Australian water utilities have been quick to share learnings from the 2019-20 bushfire season, which put drinking water catchment risks in the spotlight. One Victorian utility has implemented modelling tools that find data is key to mitigating impacts on water supply.
In partnership with Hydronumerics, Melbourne Water has been investing in sophisticated catchment and reservoir modelling over the past decades.
Melbourne Water Principal Hydrodynamic Modeller Dr Kathy Cinque said that while the utility was not impacted by the 2019-20 bushfire season, its water supply system makes bushfires a big risk to water security and water quality.
“The majority of our catchments are forested and protected from humans; there's no agriculture, there's no human access allowed,” she said.
“We have no filtration barrier from catchment to customer, which means bushfires are our biggest risk.”
Melbourne Water partnered with Hydronumerics to devise and implement modelling tools for its reservoirs, which enabled the utility to prepare for and mitigate risks by accessing the right data at the right time.
“We need to know more about the risks bushfires pose and what we can do to mitigate these risks,” Cinque said.
“Modelling plays a large part in this. We have been using debris flow modelling coupled with reservoir modelling for the past 10 years.
“The models are now run in-house at Melbourne Water, which is rare for a water authority, but we found it helpful to operate this way.”
Hydronumerics Director Dr Peter Yeates said the models are created by coupling environmental forcing data.
“In the context of large reservoirs and lakes for drinking water supply, the concept of the models is to take the environmental forcing, including inflows and meteorological forcing, and then create a three-dimensional numerical model that predicts the response of the reservoir to this forcing,” he said.
“This allows you to make predictions about the fate and transport of inflows through the reservoir.
The modelling tools assist with real-time analysis, which helps support swift decision-making in the event of environmental issues in the catchment, including bushfire, Yeates said.
“We can tie together the model with routine monitoring data,” he said.
“This gives the utility a picture of the reservoir’s health in real time. It also allows for a predictive capability, for example, how the reservoir is likely to respond to certain scenarios going forward.

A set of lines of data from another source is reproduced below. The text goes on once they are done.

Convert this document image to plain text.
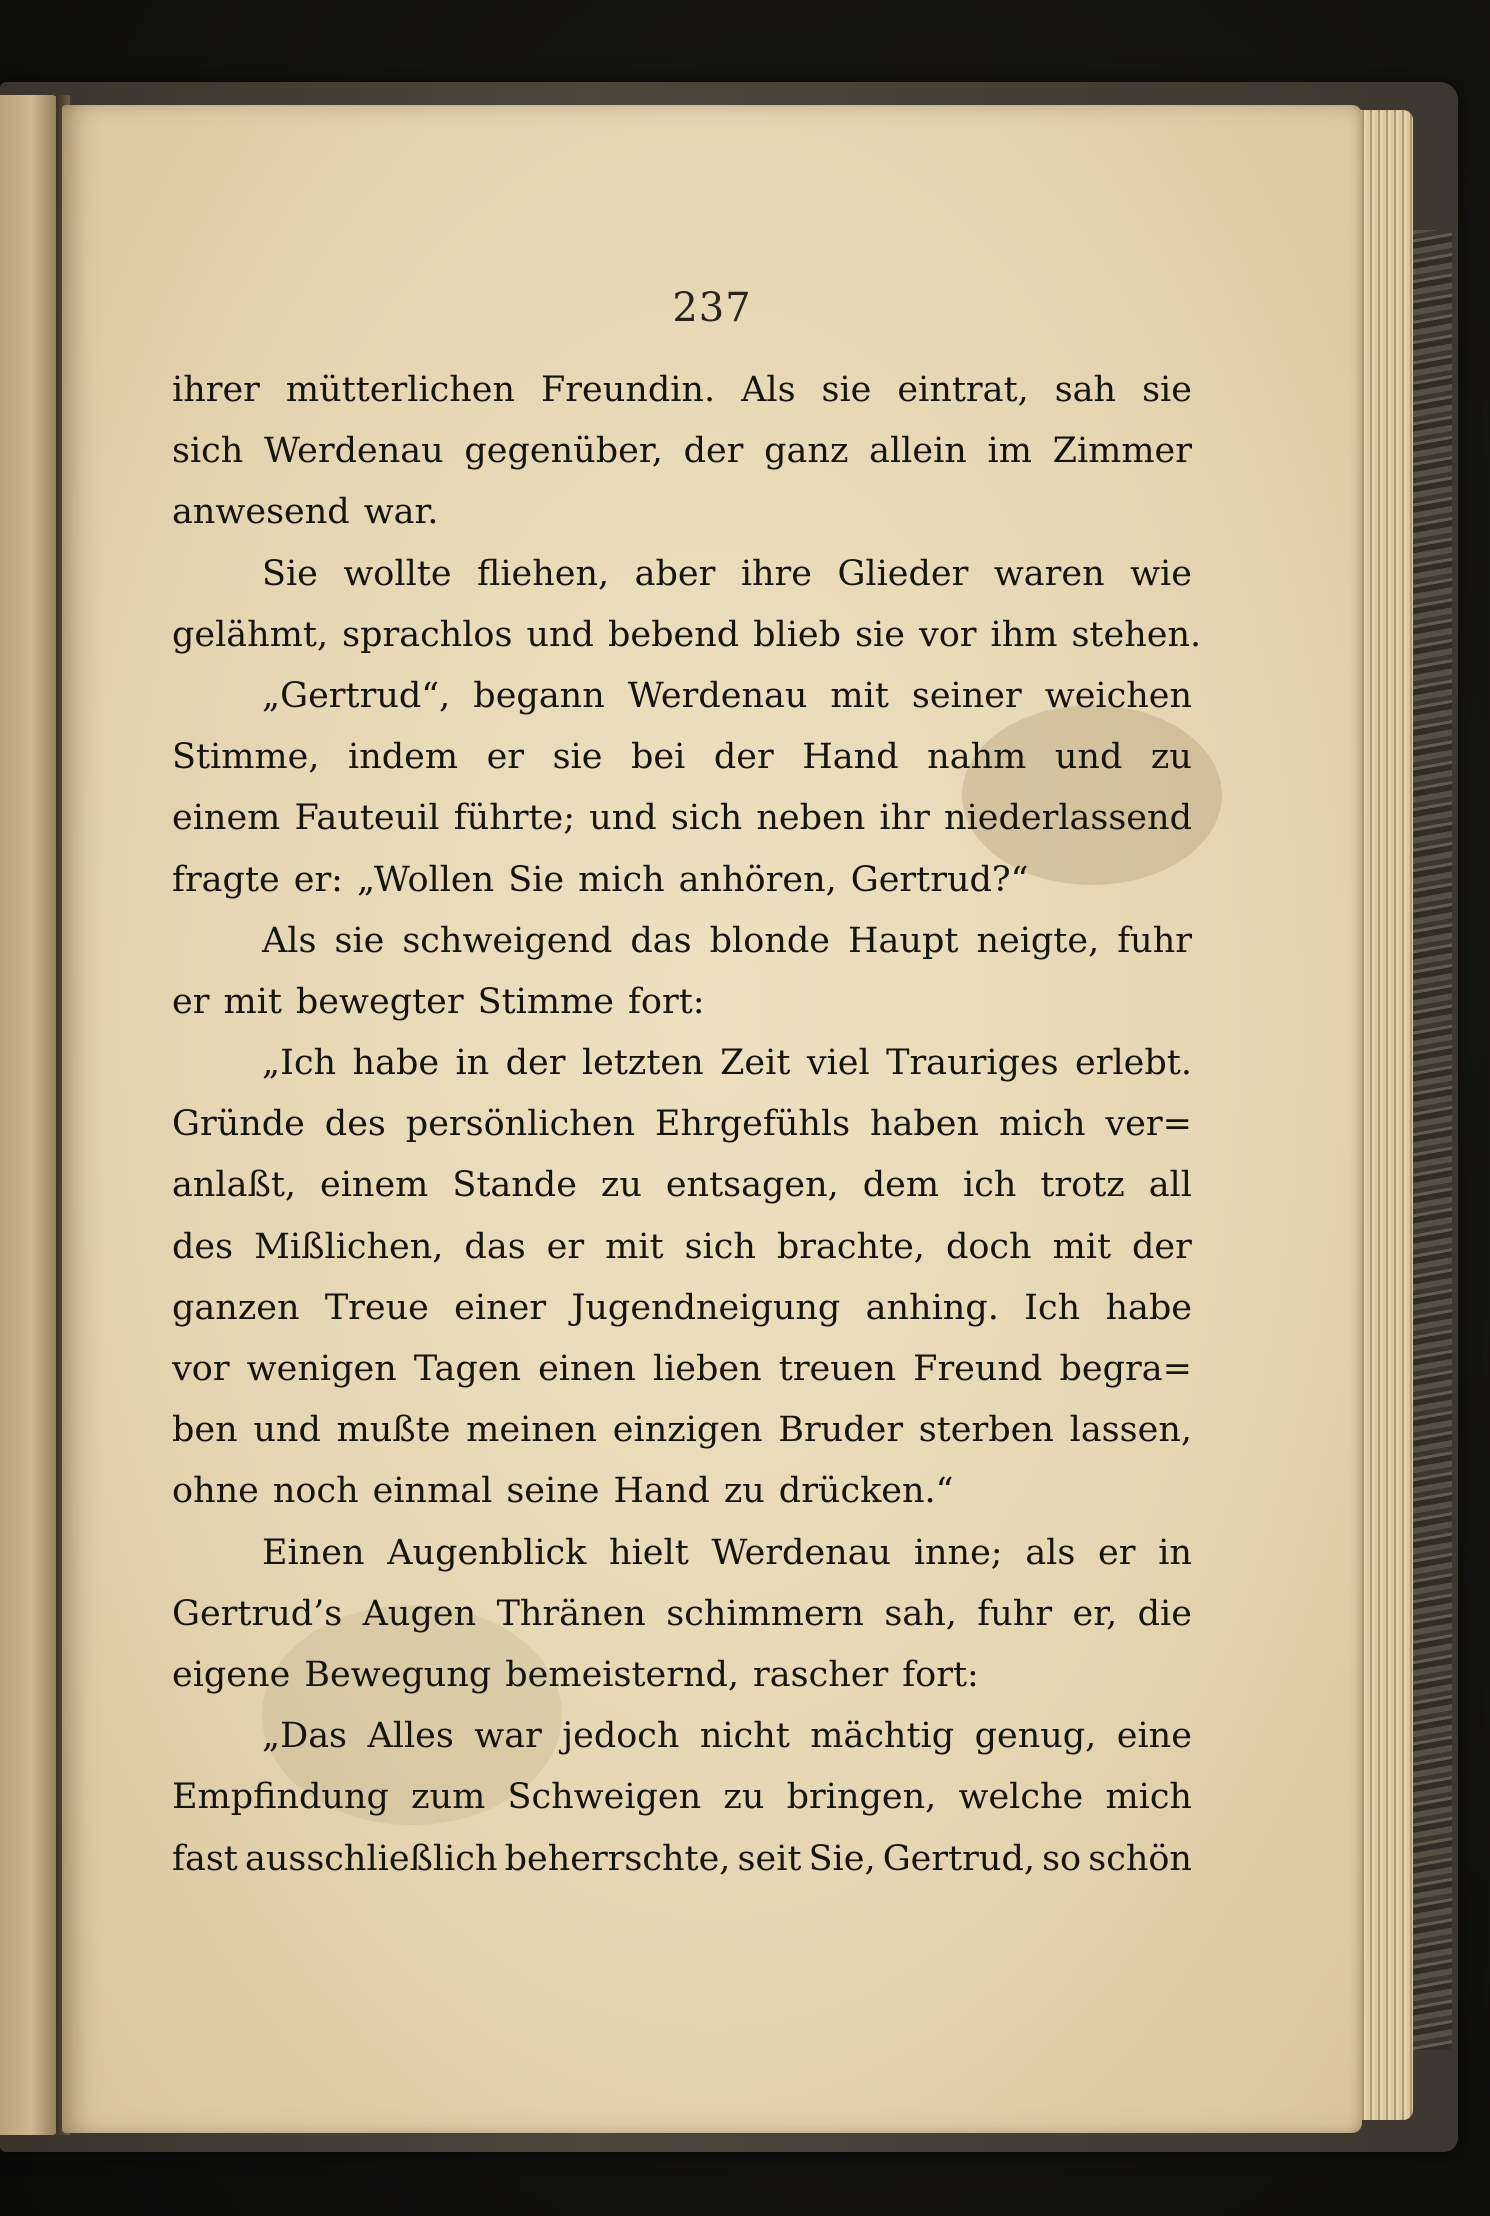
237
ihrer mütterlichen Freundin. Als sie eintrat, sah sie
sich Werdenau gegenüber, der ganz allein im Zimmer
anwesend war.
Sie wollte fliehen, aber ihre Glieder waren wie
gelähmt, sprachlos und bebend blieb sie vor ihm stehen.
„Gertrud“, begann Werdenau mit seiner weichen
Stimme, indem er sie bei der Hand nahm und zu
einem Fauteuil führte; und sich neben ihr niederlassend
fragte er: „Wollen Sie mich anhören, Gertrud?“
Als sie schweigend das blonde Haupt neigte, fuhr
er mit bewegter Stimme fort:
„Ich habe in der letzten Zeit viel Trauriges erlebt.
Gründe des persönlichen Ehrgefühls haben mich ver=
anlaßt, einem Stande zu entsagen, dem ich trotz all
des Mißlichen, das er mit sich brachte, doch mit der
ganzen Treue einer Jugendneigung anhing. Ich habe
vor wenigen Tagen einen lieben treuen Freund begra=
ben und mußte meinen einzigen Bruder sterben lassen,
ohne noch einmal seine Hand zu drücken.“
Einen Augenblick hielt Werdenau inne; als er in
Gertrud’s Augen Thränen schimmern sah, fuhr er, die
eigene Bewegung bemeisternd, rascher fort:
„Das Alles war jedoch nicht mächtig genug, eine
Empfindung zum Schweigen zu bringen, welche mich
fast ausschließlich beherrschte, seit Sie, Gertrud, so schön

“You can get a real-time understanding of what's happening now and what is likely to happen into the future. That's your objective with these models.”
Yeates said using modelling in this way allows for immediate and long-term benefits for utilities and water authorities.
“If you're collecting data and providing a forecast, which may be seven or 14 days, you can certainly make better decisions when events occur,” he said.
“Whether it’s a large flow event or there's a spill into a water body, utilities can make operational decisions about how best to manage those scenarios.
“The models also give utilities a means to bring together available information; water authorities can start to really understand where their uncertainties and risks are and how to plan and invest moving forward.”
Cinque said the modelling has definitely produced benefits when it comes to decision-making and planning, both in the short- and long-term.
“It provides the ability to quantify risk in terms of water quality deterioration and the timeframes,” she said.
“Regarding long-term scenarios, or worst-case scenarios, it helps us make decisions. We've done some worst-case scenarios and tried to estimate how long reservoirs would need to be offline for, or the impact on water quality and what that means for treatment.”